Harken ist der weltweit führende Hersteller von Blöcken, Travellern, Winschen, Klemmen und anderen Seilführungssystemen. Die amerikanische Marke stattet alle Arten von Segelbooten aus, darunter viele Hightech-Rennjachten. In ihrer Fabrik werden jedes Jahr 17 000 Winschen gefertigt, das entspricht der Hälfte der Weltproduktion. Skippers hat die Fabrikationshalle für Sie besichtigt.
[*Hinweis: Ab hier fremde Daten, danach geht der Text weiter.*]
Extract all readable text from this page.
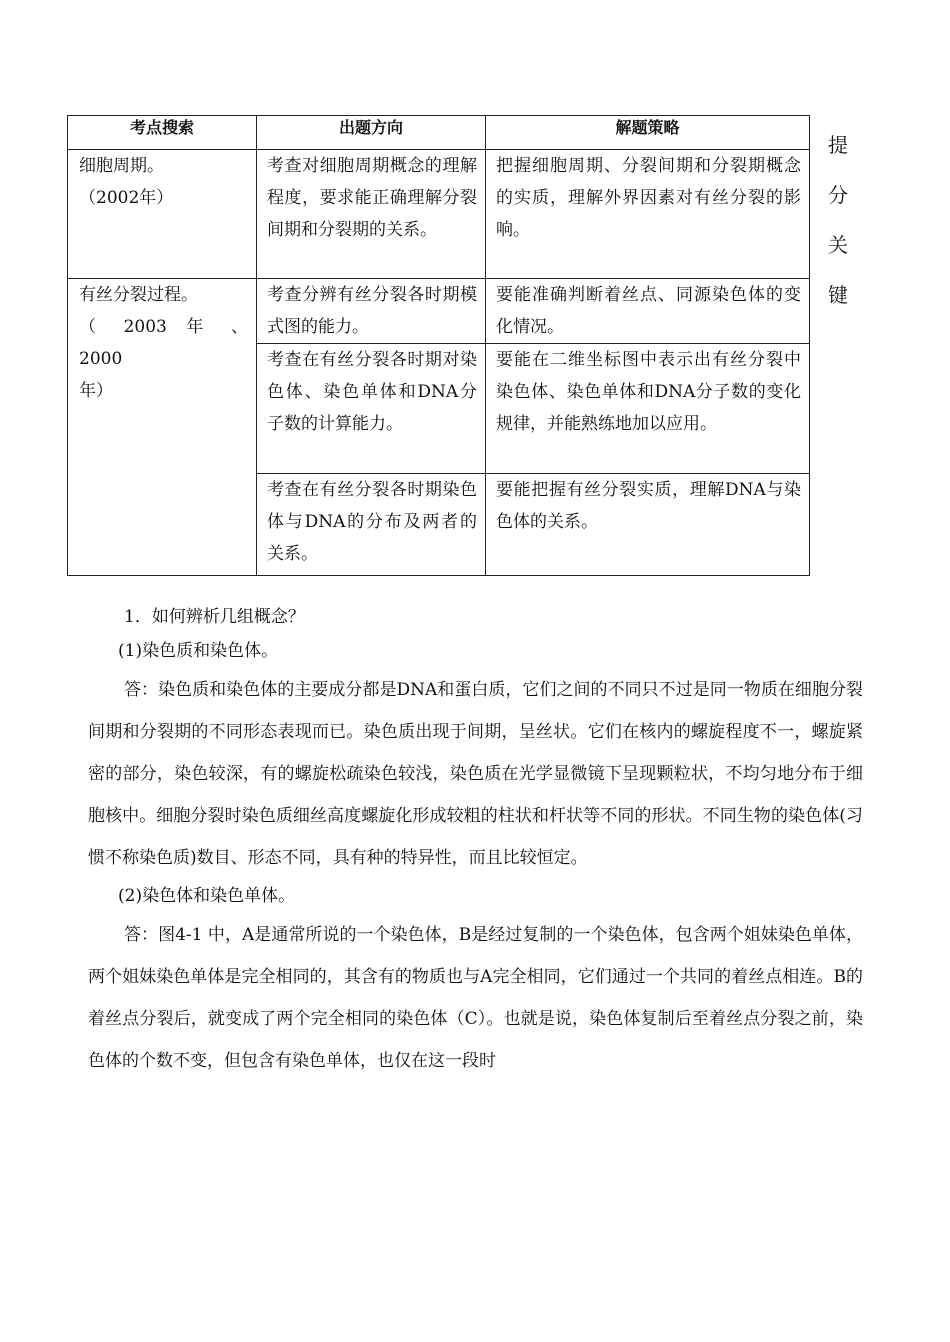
考点搜索	出题方向	解题策略

细胞周期。
（2002年）	考查对细胞周期概念的理解程度，要求能正确理解分裂间期和分裂期的关系。	把握细胞周期、分裂间期和分裂期概念的实质，理解外界因素对有丝分裂的影响。

有丝分裂过程。
（ 2003 年 、 2000
年）	考查分辨有丝分裂各时期模式图的能力。	要能准确判断着丝点、同源染色体的变化情况。
	考查在有丝分裂各时期对染色体、染色单体和DNA分子数的计算能力。	要能在二维坐标图中表示出有丝分裂中染色体、染色单体和DNA分子数的变化规律，并能熟练地加以应用。
	考查在有丝分裂各时期染色体与DNA的分布及两者的关系。	要能把握有丝分裂实质，理解DNA与染色体的关系。
提
分
关
键

1．如何辨析几组概念？

(1)染色质和染色体。

答：染色质和染色体的主要成分都是DNA和蛋白质，它们之间的不同只不过是同一物质在细胞分裂间期和分裂期的不同形态表现而已。染色质出现于间期，呈丝状。它们在核内的螺旋程度不一，螺旋紧密的部分，染色较深，有的螺旋松疏染色较浅，染色质在光学显微镜下呈现颗粒状，不均匀地分布于细胞核中。细胞分裂时染色质细丝高度螺旋化形成较粗的柱状和杆状等不同的形状。不同生物的染色体(习惯不称染色质)数目、形态不同，具有种的特异性，而且比较恒定。

(2)染色体和染色单体。

答：图4-1 中，A是通常所说的一个染色体，B是经过复制的一个染色体，包含两个姐妹染色单体，两个姐妹染色单体是完全相同的，其含有的物质也与A完全相同，它们通过一个共同的着丝点相连。B的着丝点分裂后，就变成了两个完全相同的染色体（C）。也就是说，染色体复制后至着丝点分裂之前，染色体的个数不变，但包含有染色单体，也仅在这一段时
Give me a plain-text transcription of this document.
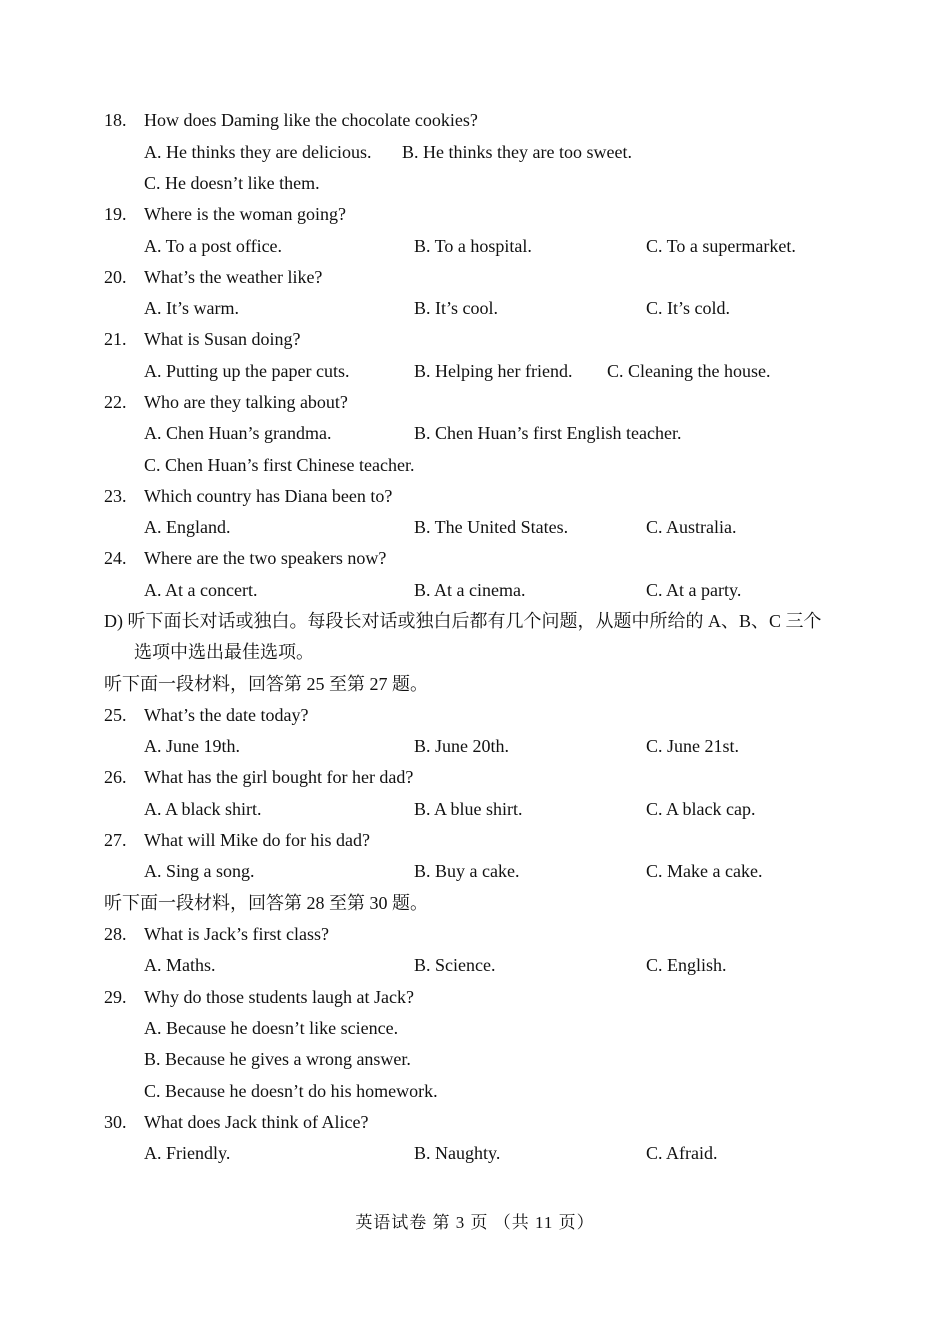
18. How does Daming like the chocolate cookies?
A. He thinks they are delicious. B. He thinks they are too sweet.
C. He doesn’t like them.
19. Where is the woman going?
A. To a post office.	B. To a hospital.	C. To a supermarket.
20. What’s the weather like?
A. It’s warm.	B. It’s cool.	C. It’s cold.
21. What is Susan doing?
A. Putting up the paper cuts.	B. Helping her friend. C. Cleaning the house.
22. Who are they talking about?
A. Chen Huan’s grandma.	B. Chen Huan’s first English teacher.
C. Chen Huan’s first Chinese teacher.
23. Which country has Diana been to?
A. England.	B. The United States.	C. Australia.
24. Where are the two speakers now?
A. At a concert.	B. At a cinema.	C. At a party.
D) 听下面长对话或独白。每段长对话或独白后都有几个问题，从题中所给的 A、B、C 三个
选项中选出最佳选项。
听下面一段材料，回答第 25 至第 27 题。
25. What’s the date today?
A. June 19th.	B. June 20th.	C. June 21st.
26. What has the girl bought for her dad?
A. A black shirt.	B. A blue shirt.	C. A black cap.
27. What will Mike do for his dad?
A. Sing a song.	B. Buy a cake.	C. Make a cake.
听下面一段材料，回答第 28 至第 30 题。
28. What is Jack’s first class?
A. Maths.	B. Science.	C. English.
29. Why do those students laugh at Jack?
A. Because he doesn’t like science.
B. Because he gives a wrong answer.
C. Because he doesn’t do his homework.
30. What does Jack think of Alice?
A. Friendly.	B. Naughty.	C. Afraid.
英语试卷 第 3 页 （共 11 页）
Harken betreibt seit Ende der 1960er-Jahre eine Fabrik in den USA, wo die Blöcke gebaut werden, sowie eine Zweigniederlassung in Italien in der Nähe von Mailand. 1987 übernahm das amerikanische Unternehmen den Winschenhersteller Barbarossa und beschloss, nochmals bei null anzufangen. Beim Zubehör für Regattajachten wurde der Schwerpunkt auf leichte, robuste und einfach zu montierende Produkte gelegt. Es ging nicht lange und Harken mischte bei der Segelregatta aller Segelregatten mit. Für den America’s Cup 1995 baute Harken für den neuseeländischen Challenger und späteren Sieger Winschen, die extrem leistungsfähig und sehr leicht sein mussten. Eine Quadratur des Kreises, die dank des im Bootsbau erstmals verwendeten Spillkopfs aus Kohlefaser möglich wurde. Die dabei erworbenen Erkenntnisse flossen in die Radial- Modelle ein. Bei praktisch allen Produkten wurde der Halt verbessert. Die diagonale Rippenstruktur der Trommel verhindert das ungewollte Nach-oben-Rutschen der Schot und somit Überläufer. Dank der geringeren Reibung werden Schoten und Fallen der meist aus Polyester gebauten Serienboote geschont, was den Verschleiss erheblich reduziert. Die performanceorientierten Performa- Produkte haben eine sandgestrahlte Oberfläche für einen aggressiveren Grip und schnellere Manöver und sind für Tauwerk mit kleinem Durchmesser und hoher Bruchlast gemacht.

Knallharte Tests
Befassen wir uns etwas genauer mit den Winschen. Alle Rohstoffe – Aluminium, Edelstahl, Bronze, Titan und Carbon – werden vor dem Gebrauch genaustens geprüft. Bei den anderen Komponenten, insbesondere den Rolllagern, richtet sich die Wahl nach der Qualität und der Robustheit des Materials. UV-empfindliche Materialien werden durch eine spezielle Bearbeitung stabilisiert.
Die Forschungs- und Entwicklungsabteilung erarbeitet anhand der Anforderungen (Haltekraft, Robustheit, Gewicht, Montage und andere spezifische Merkmale) ein passendes Modell. Das erste mit der Baunummer 001 wird von einem Roboter gefertigt, der von einem Spezialisten gesteuert wird. Anschliessend wird diese erste Winsch unter der Aufsicht von Engineering Manager Michele Cazarro einer Reihe mörderischer Tests unterzogen. «Jede Winschserie durchläuft mindestens 13 Tests. Die reichen vom Halt an nassen und trockenen Seilen über die Zugkraft im Verhältnis zur Anzahl Umdrehungen der Schot bis zur elastischen Verformbarkeit, der einfachen Wartung und der Sicherheit», erklärt Managing Director Andrea Merello. Als erstes müssen die Produkte die Salznebel-Maschine überstehen. Sie simuliert den mehrjährigen Einsatz auf einem stark der Gischt ausgesetzten Deck. Darauf folgen Zugversuche auf zwei Testbänken. Der erste verwendet Gegengewichte und lange Seile, um eine zunehmende Last zu simulieren, der zweite eine Winde, die bis zu 100 Tonnen Zuglast ausüben kann. Die dafür verwendeten Seile könnten die Taue eines Frachtschiffs halten!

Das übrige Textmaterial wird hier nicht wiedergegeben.